Point of view

Established water quality standards needed

March 31, 2014 

Do you enjoy the aroma of fetid rivers with sewage or stormwater overflows periodically spilling into them? Or lakes and estuaries with rafts of green algae and hundreds to thousands of rotting belly-up fish in the late summer? Perhaps you enjoy thoughtfully gazing into lifeless sediment-laden rivers and lakes.

Probably not, but if you do, continue supporting our current representatives in the North Carolina legislature because their policies are likely to increase such scenarios. By replacing existing environmental committee members with political friends, by reducing competent personnel and by politically controlling the N.C. Department of Environment and Natural Resources, the governor and legislature have delivered on their promise to be more business friendly and have fewer regulations and less enforcement.

These policies reduce what companies and cities that discharge inadequately treated wastewater into rivers have to pay. Also saving money are farms that don’t maintain tree-lined streams (riparian buffers), apply fertilizer or manure without appropriate runoff controls and allow nutrient- and bacteria-contaminated runoff to contaminate rivers and streams. It’s the downstream users of the water, a public resource, who are paying the price for the irresponsibility of their upstream neighbors.

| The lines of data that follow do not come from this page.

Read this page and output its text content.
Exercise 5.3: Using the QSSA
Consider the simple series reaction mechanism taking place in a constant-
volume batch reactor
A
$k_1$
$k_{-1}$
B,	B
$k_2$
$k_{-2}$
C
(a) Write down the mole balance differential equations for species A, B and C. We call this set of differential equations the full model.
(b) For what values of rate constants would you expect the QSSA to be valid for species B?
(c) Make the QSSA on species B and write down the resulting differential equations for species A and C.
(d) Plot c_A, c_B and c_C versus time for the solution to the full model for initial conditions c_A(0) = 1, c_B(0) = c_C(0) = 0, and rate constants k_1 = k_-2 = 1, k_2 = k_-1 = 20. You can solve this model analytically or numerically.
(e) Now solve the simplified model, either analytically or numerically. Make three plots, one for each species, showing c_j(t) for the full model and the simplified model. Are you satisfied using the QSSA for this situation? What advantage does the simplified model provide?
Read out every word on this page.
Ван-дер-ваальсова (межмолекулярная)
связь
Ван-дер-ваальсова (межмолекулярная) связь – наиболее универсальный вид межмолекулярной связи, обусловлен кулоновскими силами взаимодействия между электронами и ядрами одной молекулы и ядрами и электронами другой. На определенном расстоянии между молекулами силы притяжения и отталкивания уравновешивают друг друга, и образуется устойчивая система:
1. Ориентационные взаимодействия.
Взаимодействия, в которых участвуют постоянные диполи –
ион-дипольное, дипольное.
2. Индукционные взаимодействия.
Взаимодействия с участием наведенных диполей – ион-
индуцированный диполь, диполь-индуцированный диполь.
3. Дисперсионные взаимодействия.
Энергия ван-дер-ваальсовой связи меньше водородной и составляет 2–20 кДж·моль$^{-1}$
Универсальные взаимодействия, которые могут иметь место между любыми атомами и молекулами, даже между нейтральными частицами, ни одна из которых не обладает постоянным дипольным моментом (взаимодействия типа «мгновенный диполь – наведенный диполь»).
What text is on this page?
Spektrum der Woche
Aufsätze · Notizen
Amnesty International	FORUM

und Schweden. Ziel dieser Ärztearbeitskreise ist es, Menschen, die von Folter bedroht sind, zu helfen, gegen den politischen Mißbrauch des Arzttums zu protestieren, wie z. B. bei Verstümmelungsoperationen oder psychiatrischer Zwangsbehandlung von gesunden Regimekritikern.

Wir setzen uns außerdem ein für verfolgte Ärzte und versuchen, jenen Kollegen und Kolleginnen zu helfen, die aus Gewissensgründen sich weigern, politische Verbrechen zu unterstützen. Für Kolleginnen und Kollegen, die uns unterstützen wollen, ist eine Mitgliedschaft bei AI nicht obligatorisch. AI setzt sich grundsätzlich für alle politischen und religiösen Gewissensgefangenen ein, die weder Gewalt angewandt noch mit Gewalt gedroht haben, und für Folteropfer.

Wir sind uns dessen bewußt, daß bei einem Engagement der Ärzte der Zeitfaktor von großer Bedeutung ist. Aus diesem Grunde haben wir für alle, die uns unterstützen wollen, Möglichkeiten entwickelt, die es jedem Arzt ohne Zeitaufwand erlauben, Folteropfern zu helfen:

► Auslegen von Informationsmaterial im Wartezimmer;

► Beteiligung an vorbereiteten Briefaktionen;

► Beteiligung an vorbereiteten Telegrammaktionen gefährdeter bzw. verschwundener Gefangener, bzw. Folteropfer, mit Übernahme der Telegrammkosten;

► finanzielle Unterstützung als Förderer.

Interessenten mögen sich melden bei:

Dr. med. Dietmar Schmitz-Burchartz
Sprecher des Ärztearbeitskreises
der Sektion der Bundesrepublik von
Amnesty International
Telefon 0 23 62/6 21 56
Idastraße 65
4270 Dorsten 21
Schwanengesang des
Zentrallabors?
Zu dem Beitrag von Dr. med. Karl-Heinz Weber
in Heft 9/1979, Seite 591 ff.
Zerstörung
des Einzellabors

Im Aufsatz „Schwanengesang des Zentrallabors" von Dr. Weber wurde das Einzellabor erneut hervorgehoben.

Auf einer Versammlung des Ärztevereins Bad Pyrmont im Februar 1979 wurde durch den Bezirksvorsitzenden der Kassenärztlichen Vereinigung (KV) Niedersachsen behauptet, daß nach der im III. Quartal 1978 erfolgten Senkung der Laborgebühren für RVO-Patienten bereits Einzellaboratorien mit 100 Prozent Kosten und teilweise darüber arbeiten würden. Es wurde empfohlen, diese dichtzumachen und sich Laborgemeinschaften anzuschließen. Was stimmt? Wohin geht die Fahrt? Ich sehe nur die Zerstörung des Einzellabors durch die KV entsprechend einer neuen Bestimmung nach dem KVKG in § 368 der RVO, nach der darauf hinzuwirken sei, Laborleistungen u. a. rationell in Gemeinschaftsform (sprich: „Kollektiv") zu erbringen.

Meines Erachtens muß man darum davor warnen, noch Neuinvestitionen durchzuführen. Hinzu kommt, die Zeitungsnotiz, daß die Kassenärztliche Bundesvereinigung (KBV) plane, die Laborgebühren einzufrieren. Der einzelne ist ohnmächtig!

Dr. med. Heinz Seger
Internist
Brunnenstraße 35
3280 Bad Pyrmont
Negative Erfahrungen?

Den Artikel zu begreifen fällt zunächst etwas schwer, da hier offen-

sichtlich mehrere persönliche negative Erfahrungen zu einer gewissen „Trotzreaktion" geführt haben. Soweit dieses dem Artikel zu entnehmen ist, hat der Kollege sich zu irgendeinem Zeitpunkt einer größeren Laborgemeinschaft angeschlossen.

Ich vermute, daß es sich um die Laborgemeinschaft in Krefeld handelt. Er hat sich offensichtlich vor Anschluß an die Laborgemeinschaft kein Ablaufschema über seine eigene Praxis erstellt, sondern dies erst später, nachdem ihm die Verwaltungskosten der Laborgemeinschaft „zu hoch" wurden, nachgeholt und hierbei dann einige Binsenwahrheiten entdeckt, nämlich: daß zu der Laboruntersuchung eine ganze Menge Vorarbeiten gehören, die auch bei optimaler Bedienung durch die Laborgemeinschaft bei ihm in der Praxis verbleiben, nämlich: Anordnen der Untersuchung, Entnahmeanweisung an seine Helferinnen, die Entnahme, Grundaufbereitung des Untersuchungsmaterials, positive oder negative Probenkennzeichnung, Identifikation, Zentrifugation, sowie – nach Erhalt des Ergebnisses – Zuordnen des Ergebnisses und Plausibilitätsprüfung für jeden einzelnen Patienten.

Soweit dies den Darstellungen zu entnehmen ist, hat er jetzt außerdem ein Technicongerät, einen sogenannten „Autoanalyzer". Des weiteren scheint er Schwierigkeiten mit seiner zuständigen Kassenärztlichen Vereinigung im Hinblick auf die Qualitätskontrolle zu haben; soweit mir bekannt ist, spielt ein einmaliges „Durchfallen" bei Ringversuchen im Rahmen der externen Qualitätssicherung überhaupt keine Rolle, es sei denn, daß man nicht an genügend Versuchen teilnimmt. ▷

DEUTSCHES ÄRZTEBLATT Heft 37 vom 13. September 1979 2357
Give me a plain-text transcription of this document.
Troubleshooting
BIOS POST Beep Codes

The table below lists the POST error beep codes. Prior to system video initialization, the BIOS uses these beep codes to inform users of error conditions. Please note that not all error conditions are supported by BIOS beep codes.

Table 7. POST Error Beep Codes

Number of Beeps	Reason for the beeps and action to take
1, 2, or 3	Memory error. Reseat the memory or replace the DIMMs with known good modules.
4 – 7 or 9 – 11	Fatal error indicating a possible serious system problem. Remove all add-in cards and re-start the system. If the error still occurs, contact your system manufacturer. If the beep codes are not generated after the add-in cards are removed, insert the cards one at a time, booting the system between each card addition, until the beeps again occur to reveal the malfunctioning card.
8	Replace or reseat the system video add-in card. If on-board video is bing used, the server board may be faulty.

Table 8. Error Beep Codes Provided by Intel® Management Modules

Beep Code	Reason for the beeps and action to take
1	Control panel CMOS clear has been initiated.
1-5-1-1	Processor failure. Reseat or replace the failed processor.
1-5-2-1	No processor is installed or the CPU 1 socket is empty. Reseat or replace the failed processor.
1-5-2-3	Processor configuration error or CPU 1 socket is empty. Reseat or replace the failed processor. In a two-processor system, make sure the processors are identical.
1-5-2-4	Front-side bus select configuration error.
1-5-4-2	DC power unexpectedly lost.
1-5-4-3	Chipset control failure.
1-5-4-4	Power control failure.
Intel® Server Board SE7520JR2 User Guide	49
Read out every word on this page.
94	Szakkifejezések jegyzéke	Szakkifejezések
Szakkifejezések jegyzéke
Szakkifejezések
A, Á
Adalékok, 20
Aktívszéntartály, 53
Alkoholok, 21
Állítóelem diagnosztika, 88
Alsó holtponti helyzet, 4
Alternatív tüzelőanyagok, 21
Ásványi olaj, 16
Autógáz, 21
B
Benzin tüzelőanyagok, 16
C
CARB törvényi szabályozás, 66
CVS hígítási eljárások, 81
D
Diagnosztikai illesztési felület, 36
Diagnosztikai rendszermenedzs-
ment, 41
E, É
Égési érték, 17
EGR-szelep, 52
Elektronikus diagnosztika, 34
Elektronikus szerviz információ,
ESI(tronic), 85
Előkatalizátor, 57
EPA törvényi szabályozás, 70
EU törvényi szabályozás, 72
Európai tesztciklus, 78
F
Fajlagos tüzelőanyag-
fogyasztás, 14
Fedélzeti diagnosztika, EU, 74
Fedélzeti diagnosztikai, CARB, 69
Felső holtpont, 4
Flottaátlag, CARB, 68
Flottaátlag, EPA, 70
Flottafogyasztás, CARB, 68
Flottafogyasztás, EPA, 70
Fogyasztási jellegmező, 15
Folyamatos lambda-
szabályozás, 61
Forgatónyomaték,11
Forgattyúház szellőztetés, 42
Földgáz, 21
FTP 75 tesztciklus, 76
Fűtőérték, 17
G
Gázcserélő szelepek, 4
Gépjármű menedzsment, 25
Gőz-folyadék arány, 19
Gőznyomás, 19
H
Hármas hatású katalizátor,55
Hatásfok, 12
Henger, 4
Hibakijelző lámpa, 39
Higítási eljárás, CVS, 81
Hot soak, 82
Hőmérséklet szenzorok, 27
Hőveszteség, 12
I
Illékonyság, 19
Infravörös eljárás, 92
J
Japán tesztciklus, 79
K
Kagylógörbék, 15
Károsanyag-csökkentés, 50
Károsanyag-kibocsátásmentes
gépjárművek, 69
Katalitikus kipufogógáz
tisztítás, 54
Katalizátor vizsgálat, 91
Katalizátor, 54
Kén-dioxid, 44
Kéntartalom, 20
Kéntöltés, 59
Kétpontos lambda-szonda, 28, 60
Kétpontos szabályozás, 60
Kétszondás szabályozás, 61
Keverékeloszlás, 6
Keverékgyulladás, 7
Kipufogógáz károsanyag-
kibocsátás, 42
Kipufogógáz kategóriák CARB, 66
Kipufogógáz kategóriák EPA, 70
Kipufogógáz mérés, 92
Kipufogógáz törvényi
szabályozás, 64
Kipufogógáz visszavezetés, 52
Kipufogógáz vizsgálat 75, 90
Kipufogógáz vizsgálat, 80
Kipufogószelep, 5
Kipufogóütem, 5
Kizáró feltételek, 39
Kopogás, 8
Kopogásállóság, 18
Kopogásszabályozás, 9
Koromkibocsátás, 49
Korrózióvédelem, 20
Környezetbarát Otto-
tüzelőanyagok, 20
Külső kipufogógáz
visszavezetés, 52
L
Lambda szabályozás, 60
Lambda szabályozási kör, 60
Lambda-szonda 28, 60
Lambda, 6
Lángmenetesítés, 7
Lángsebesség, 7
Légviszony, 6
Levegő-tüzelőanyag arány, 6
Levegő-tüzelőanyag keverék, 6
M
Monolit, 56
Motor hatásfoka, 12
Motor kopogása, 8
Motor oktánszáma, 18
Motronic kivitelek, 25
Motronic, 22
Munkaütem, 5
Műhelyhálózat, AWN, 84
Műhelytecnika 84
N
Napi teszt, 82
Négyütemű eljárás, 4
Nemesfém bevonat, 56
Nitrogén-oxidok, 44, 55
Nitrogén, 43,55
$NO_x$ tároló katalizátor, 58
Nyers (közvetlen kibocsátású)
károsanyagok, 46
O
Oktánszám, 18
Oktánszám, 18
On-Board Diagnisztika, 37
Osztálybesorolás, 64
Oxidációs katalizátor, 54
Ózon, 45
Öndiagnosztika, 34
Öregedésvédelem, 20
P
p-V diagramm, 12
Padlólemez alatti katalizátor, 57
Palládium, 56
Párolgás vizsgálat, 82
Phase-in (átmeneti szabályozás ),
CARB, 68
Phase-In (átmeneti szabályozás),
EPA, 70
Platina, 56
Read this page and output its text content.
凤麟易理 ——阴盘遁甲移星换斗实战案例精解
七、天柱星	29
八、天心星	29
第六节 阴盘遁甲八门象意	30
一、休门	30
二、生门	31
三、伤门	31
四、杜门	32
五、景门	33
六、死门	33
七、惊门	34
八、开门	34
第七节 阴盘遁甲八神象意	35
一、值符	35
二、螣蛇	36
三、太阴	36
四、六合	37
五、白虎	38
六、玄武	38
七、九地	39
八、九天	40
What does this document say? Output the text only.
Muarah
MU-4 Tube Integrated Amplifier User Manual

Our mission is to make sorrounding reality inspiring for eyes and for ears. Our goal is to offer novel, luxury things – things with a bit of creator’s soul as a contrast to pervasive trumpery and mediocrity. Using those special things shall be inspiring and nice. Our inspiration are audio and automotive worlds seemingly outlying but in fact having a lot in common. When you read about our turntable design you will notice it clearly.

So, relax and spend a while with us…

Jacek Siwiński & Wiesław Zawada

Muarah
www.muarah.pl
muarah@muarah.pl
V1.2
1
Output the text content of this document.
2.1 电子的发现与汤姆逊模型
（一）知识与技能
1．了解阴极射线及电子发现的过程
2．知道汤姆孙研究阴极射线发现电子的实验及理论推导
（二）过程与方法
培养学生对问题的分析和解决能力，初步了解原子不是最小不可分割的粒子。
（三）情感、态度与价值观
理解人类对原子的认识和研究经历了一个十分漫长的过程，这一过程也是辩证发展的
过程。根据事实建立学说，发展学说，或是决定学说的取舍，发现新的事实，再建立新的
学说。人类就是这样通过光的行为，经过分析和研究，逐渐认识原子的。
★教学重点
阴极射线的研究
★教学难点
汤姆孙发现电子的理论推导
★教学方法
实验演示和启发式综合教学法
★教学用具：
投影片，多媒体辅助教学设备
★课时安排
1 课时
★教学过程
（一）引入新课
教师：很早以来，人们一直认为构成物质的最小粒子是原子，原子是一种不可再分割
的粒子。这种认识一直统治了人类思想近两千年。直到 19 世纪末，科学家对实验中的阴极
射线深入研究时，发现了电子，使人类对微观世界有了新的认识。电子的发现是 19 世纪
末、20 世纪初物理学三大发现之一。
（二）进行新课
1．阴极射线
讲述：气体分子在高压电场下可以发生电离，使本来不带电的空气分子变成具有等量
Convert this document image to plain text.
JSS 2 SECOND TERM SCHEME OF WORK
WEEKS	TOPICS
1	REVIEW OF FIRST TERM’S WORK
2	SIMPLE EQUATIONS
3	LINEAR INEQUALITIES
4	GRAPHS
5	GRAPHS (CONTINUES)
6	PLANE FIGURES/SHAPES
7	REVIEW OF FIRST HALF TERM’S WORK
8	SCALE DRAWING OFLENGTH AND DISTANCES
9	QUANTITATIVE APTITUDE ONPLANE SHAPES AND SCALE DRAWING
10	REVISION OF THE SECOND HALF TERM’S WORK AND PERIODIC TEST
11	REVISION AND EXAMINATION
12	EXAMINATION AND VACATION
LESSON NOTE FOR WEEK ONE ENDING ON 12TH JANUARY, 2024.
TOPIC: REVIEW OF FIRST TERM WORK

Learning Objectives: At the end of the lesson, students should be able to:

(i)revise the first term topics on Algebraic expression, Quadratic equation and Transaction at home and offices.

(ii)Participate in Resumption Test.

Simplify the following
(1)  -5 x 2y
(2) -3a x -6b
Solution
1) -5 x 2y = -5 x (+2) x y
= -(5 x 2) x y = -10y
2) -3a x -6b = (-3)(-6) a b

The costs to taxpayers – who are entitled to clean, fishable, swimmable water under the Federal Clean Water Act of 1972 and the state constitution – are degraded water quality; less drinkable water that needs even more treatment; fewer or no fish or wildlife available to commercial and recreational fishermen, hunters and birdwatchers; and fewer places to swim and recreate.

We all realize that some pollution will result from our activities to maintain an economy and society, but we can degrade the environment only to a point. We don’t want where we live to become an undesirable place.

To avoid reaching that point, North Carolina must demand good engineering practices and establish water quality standards that require everyone to play by the same rules. By adopting no standards or loose guidelines that allow the state to be “flexible,” problems with water quality and issues about inequities and violations are practically guaranteed. Poor engineering design and waste disposal practices can eliminate many aquatic invertebrates, fish and wildlife habitat and can endanger water supplies for downstream residents.

For example, allowing Duke Power to store coal ash along the Dan River (with a pipe under an unlined pit, no less) has resulted in releases of massive quantities of toxic substances and life-choking sediment. These contaminants will leak for years as contaminated groundwater discharges into the river.

For years, North Carolina has been unwilling to establish water quality standards, even though nutrients (nitrogen and phosphorus) are the second-most prevalent cause of water quality problems in the United States. North Carolina still has no statewide in-stream water quality standards, even though the EPA required the state to have definitive numeric standards by 2004. By allowing manufacturers “variances” from established discharge standards – such as occurs at the Blue Ridge Paper mill in Canton – they severely limit how downstream residents can use the water.

The governor and lawmakers need to change their philosophy of intense meddling with professional scientists and planners within DENR and other state agencies and with environmental committees charged with protecting our environment. Political meddling with these agencies and groups is nothing new. What is new is the intensity and complete disregard for the environmental damage that their “business-friendly” approach will cause.

Gov. Pat McCrory and some lawmakers cater to their special friends, private interests and public utilities that use our state’s public waters and lands as free dumps. They promote private development by ignoring the costs associated with poor or damaging land-use practices.

If our elected officials can’t understand the damage their policies cause, it is important that they not be given the chance to be in office again.

Tim Spruill of Efland worked for 28 years as a hydrologist for the U.S. Geological Survey conducting water resources investigations.